A joint study by the city and the NCC determined the Hope Side Road extension was one of several projects that would have a detrimental impact on the ecology of the Greenbelt.

“Hope Side Road can come off the books now. I’ve already spoken at committee; I think we should delete that from the plans,” said Hubley. “If we extended the Hope Side Road piece through, there would be a significant impact on the greenspace there.”


The city has partnered with the NCC to complete the assessment, and Enbridge has agreed to delay putting in a new pipeline along West Hunt Club and Richmond roads, which was to begin in 2013, so the study can be completed, said Hubley.

As well, the EA will use studies already completed by Enbridge to help speed up the process. Enbridge has studies on endangered species in the area as well as how much rock and clay is in the ground, said Hubley.

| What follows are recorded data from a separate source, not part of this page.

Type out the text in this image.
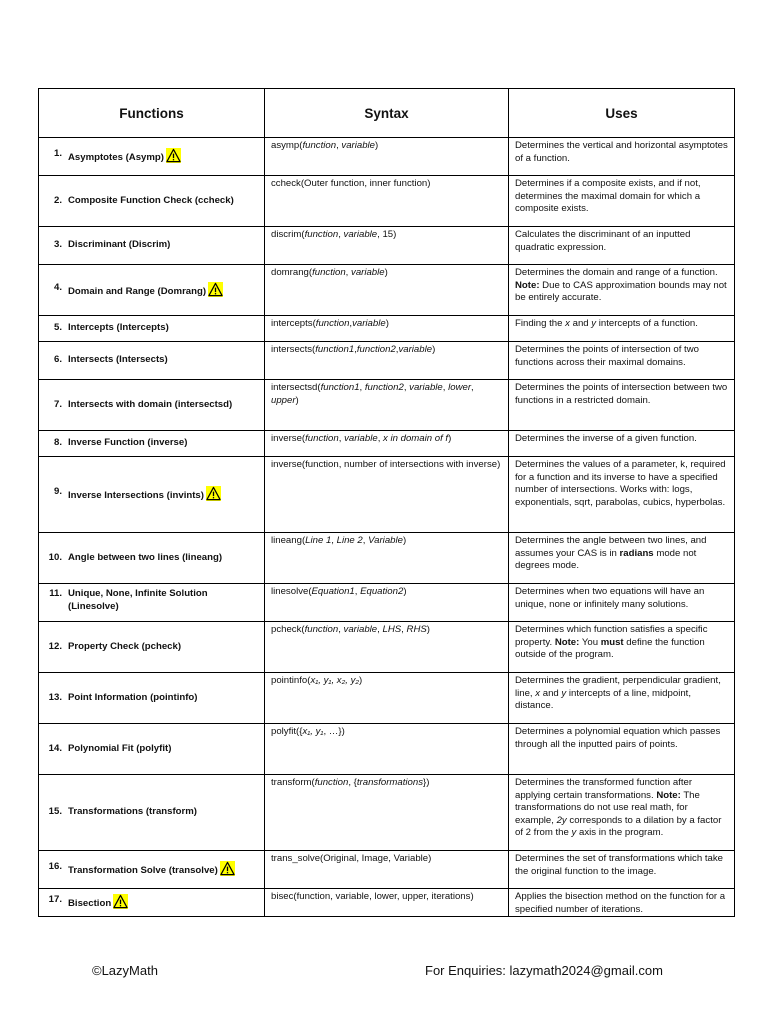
Functions	Syntax	Uses

1. Asymptotes (Asymp)	asymp(function, variable)	Determines the vertical and horizontal asymptotes of a function.

2. Composite Function Check (ccheck)	ccheck(Outer function, inner function)	Determines if a composite exists, and if not, determines the maximal domain for which a composite exists.

3. Discriminant (Discrim)	discrim(function, variable, 15)	Calculates the discriminant of an inputted quadratic expression.

4. Domain and Range (Domrang)	domrang(function, variable)	Determines the domain and range of a function. Note: Due to CAS approximation bounds may not be entirely accurate.

5. Intercepts (Intercepts)	intercepts(function,variable)	Finding the x and y intercepts of a function.

6. Intersects (Intersects)	intersects(function1,function2,variable)	Determines the points of intersection of two functions across their maximal domains.

7. Intersects with domain (intersectsd)	intersectsd(function1, function2, variable, lower, upper)	Determines the points of intersection between two functions in a restricted domain.

8. Inverse Function (inverse)	inverse(function, variable, x in domain of f)	Determines the inverse of a given function.

9. Inverse Intersections (invints)	inverse(function, number of intersections with inverse)	Determines the values of a parameter, k, required for a function and its inverse to have a specified number of intersections. Works with: logs, exponentials, sqrt, parabolas, cubics, hyperbolas.

10. Angle between two lines (lineang)	lineang(Line 1, Line 2, Variable)	Determines the angle between two lines, and assumes your CAS is in radians mode not degrees mode.

11. Unique, None, Infinite Solution (Linesolve)	linesolve(Equation1, Equation2)	Determines when two equations will have an unique, none or infinitely many solutions.

12. Property Check (pcheck)	pcheck(function, variable, LHS, RHS)	Determines which function satisfies a specific property. Note: You must define the function outside of the program.

13. Point Information (pointinfo)	pointinfo(x₁, y₁, x₂, y₂)	Determines the gradient, perpendicular gradient, line, x and y intercepts of a line, midpoint, distance.

14. Polynomial Fit (polyfit)	polyfit({x₁, y₁, …})	Determines a polynomial equation which passes through all the inputted pairs of points.

15. Transformations (transform)	transform(function, {transformations})	Determines the transformed function after applying certain transformations. Note: The transformations do not use real math, for example, 2y corresponds to a dilation by a factor of 2 from the y axis in the program.

16. Transformation Solve (transolve)	trans_solve(Original, Image, Variable)	Determines the set of transformations which take the original function to the image.

17. Bisection	bisec(function, variable, lower, upper, iterations)	Applies the bisection method on the function for a specified number of iterations.
©LazyMath	For Enquiries: lazymath2024@gmail.com
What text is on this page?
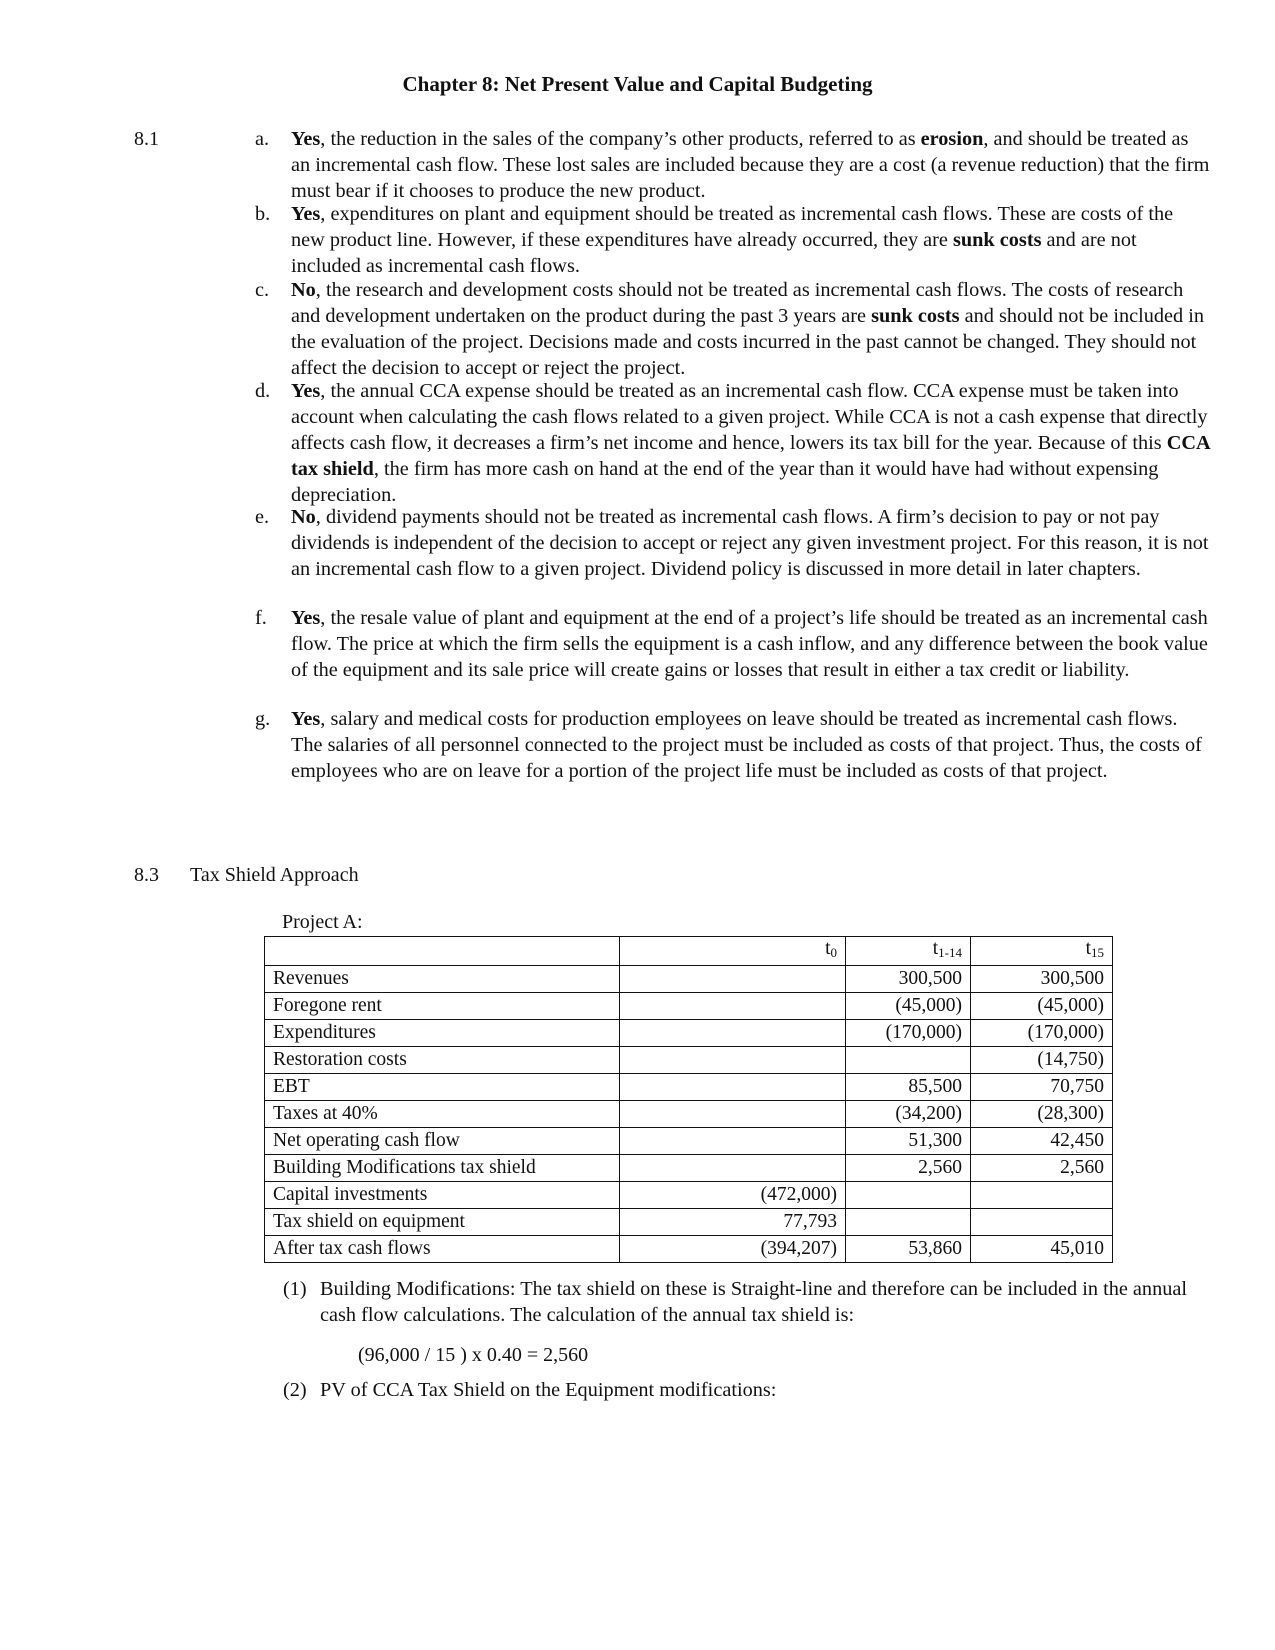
Chapter 8: Net Present Value and Capital Budgeting
8.1	a. Yes, the reduction in the sales of the company’s other products, referred to as erosion, and should be treated as an incremental cash flow. These lost sales are included because they are a cost (a revenue reduction) that the firm must bear if it chooses to produce the new product.
b. Yes, expenditures on plant and equipment should be treated as incremental cash flows. These are costs of the new product line. However, if these expenditures have already occurred, they are sunk costs and are not included as incremental cash flows.
c. No, the research and development costs should not be treated as incremental cash flows. The costs of research and development undertaken on the product during the past 3 years are sunk costs and should not be included in the evaluation of the project. Decisions made and costs incurred in the past cannot be changed. They should not affect the decision to accept or reject the project.
d. Yes, the annual CCA expense should be treated as an incremental cash flow. CCA expense must be taken into account when calculating the cash flows related to a given project. While CCA is not a cash expense that directly affects cash flow, it decreases a firm’s net income and hence, lowers its tax bill for the year. Because of this CCA tax shield, the firm has more cash on hand at the end of the year than it would have had without expensing depreciation.
e. No, dividend payments should not be treated as incremental cash flows. A firm’s decision to pay or not pay dividends is independent of the decision to accept or reject any given investment project. For this reason, it is not an incremental cash flow to a given project. Dividend policy is discussed in more detail in later chapters.
f. Yes, the resale value of plant and equipment at the end of a project’s life should be treated as an incremental cash flow. The price at which the firm sells the equipment is a cash inflow, and any difference between the book value of the equipment and its sale price will create gains or losses that result in either a tax credit or liability.
g. Yes, salary and medical costs for production employees on leave should be treated as incremental cash flows. The salaries of all personnel connected to the project must be included as costs of that project. Thus, the costs of employees who are on leave for a portion of the project life must be included as costs of that project.
8.3 Tax Shield Approach
Project A:
	$t_0$	$t_{1-14}$	$t_{15}$
Revenues		300,500	300,500
Foregone rent		(45,000)	(45,000)
Expenditures		(170,000)	(170,000)
Restoration costs			(14,750)
EBT		85,500	70,750
Taxes at 40%		(34,200)	(28,300)
Net operating cash flow		51,300	42,450
Building Modifications tax shield		2,560	2,560
Capital investments	(472,000)		
Tax shield on equipment	77,793		
After tax cash flows	(394,207)	53,860	45,010
(1) Building Modifications: The tax shield on these is Straight-line and therefore can be included in the annual cash flow calculations. The calculation of the annual tax shield is:
(96,000 / 15 ) x 0.40 = 2,560
(2) PV of CCA Tax Shield on the Equipment modifications:
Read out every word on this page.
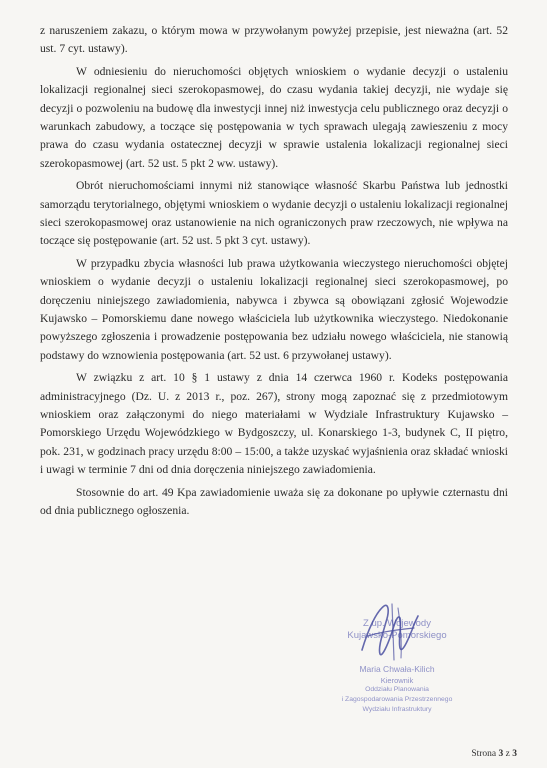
z naruszeniem zakazu, o którym mowa w przywołanym powyżej przepisie, jest nieważna (art. 52 ust. 7 cyt. ustawy).

W odniesieniu do nieruchomości objętych wnioskiem o wydanie decyzji o ustaleniu lokalizacji regionalnej sieci szerokopasmowej, do czasu wydania takiej decyzji, nie wydaje się decyzji o pozwoleniu na budowę dla inwestycji innej niż inwestycja celu publicznego oraz decyzji o warunkach zabudowy, a toczące się postępowania w tych sprawach ulegają zawieszeniu z mocy prawa do czasu wydania ostatecznej decyzji w sprawie ustalenia lokalizacji regionalnej sieci szerokopasmowej (art. 52 ust. 5 pkt 2 ww. ustawy).

Obrót nieruchomościami innymi niż stanowiące własność Skarbu Państwa lub jednostki samorządu terytorialnego, objętymi wnioskiem o wydanie decyzji o ustaleniu lokalizacji regionalnej sieci szerokopasmowej oraz ustanowienie na nich ograniczonych praw rzeczowych, nie wpływa na toczące się postępowanie (art. 52 ust. 5 pkt 3 cyt. ustawy).

W przypadku zbycia własności lub prawa użytkowania wieczystego nieruchomości objętej wnioskiem o wydanie decyzji o ustaleniu lokalizacji regionalnej sieci szerokopasmowej, po doręczeniu niniejszego zawiadomienia, nabywca i zbywca są obowiązani zgłosić Wojewodzie Kujawsko – Pomorskiemu dane nowego właściciela lub użytkownika wieczystego. Niedokonanie powyższego zgłoszenia i prowadzenie postępowania bez udziału nowego właściciela, nie stanowią podstawy do wznowienia postępowania (art. 52 ust. 6 przywołanej ustawy).

W związku z art. 10 § 1 ustawy z dnia 14 czerwca 1960 r. Kodeks postępowania administracyjnego (Dz. U. z 2013 r., poz. 267), strony mogą zapoznać się z przedmiotowym wnioskiem oraz załączonymi do niego materiałami w Wydziale Infrastruktury Kujawsko – Pomorskiego Urzędu Wojewódzkiego w Bydgoszczy, ul. Konarskiego 1-3, budynek C, II piętro, pok. 231, w godzinach pracy urzędu 8:00 – 15:00, a także uzyskać wyjaśnienia oraz składać wnioski i uwagi w terminie 7 dni od dnia doręczenia niniejszego zawiadomienia.

Stosownie do art. 49 Kpa zawiadomienie uważa się za dokonane po upływie czternastu dni od dnia publicznego ogłoszenia.

Z up. Wojewody
Kujawsko-Pomorskiego
Maria Chwała-Kilich
Kierownik
Oddziału Planowania
i Zagospodarowania Przestrzennego
Wydziału Infrastruktury
Strona 3 z 3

“For that Richmond corridor, we can use a lot of what was done in the Enbridge study,” said the councillor.

The EA will also look at whether three lanes could work – two lanes moving east during morning rush hour that would switch to two lanes moving west in the afternoon – or if four full lanes are needed for whichever road is chosen for expansion.

The 2013 budget allocated $400,000 to complete the studies and design work, and $15-million is on the books for 2015 to complete whatever the EA recommends, said Hubley.

The councillor said he will be hosting open houses in the new year so the public can contribute to the process.

With 15,000 news homes slated for a new Fernbank development, the councillor said it’s important to have the road infrastructure in place.

“We need to have the infrastructure in place before all those people move into those houses,” he said.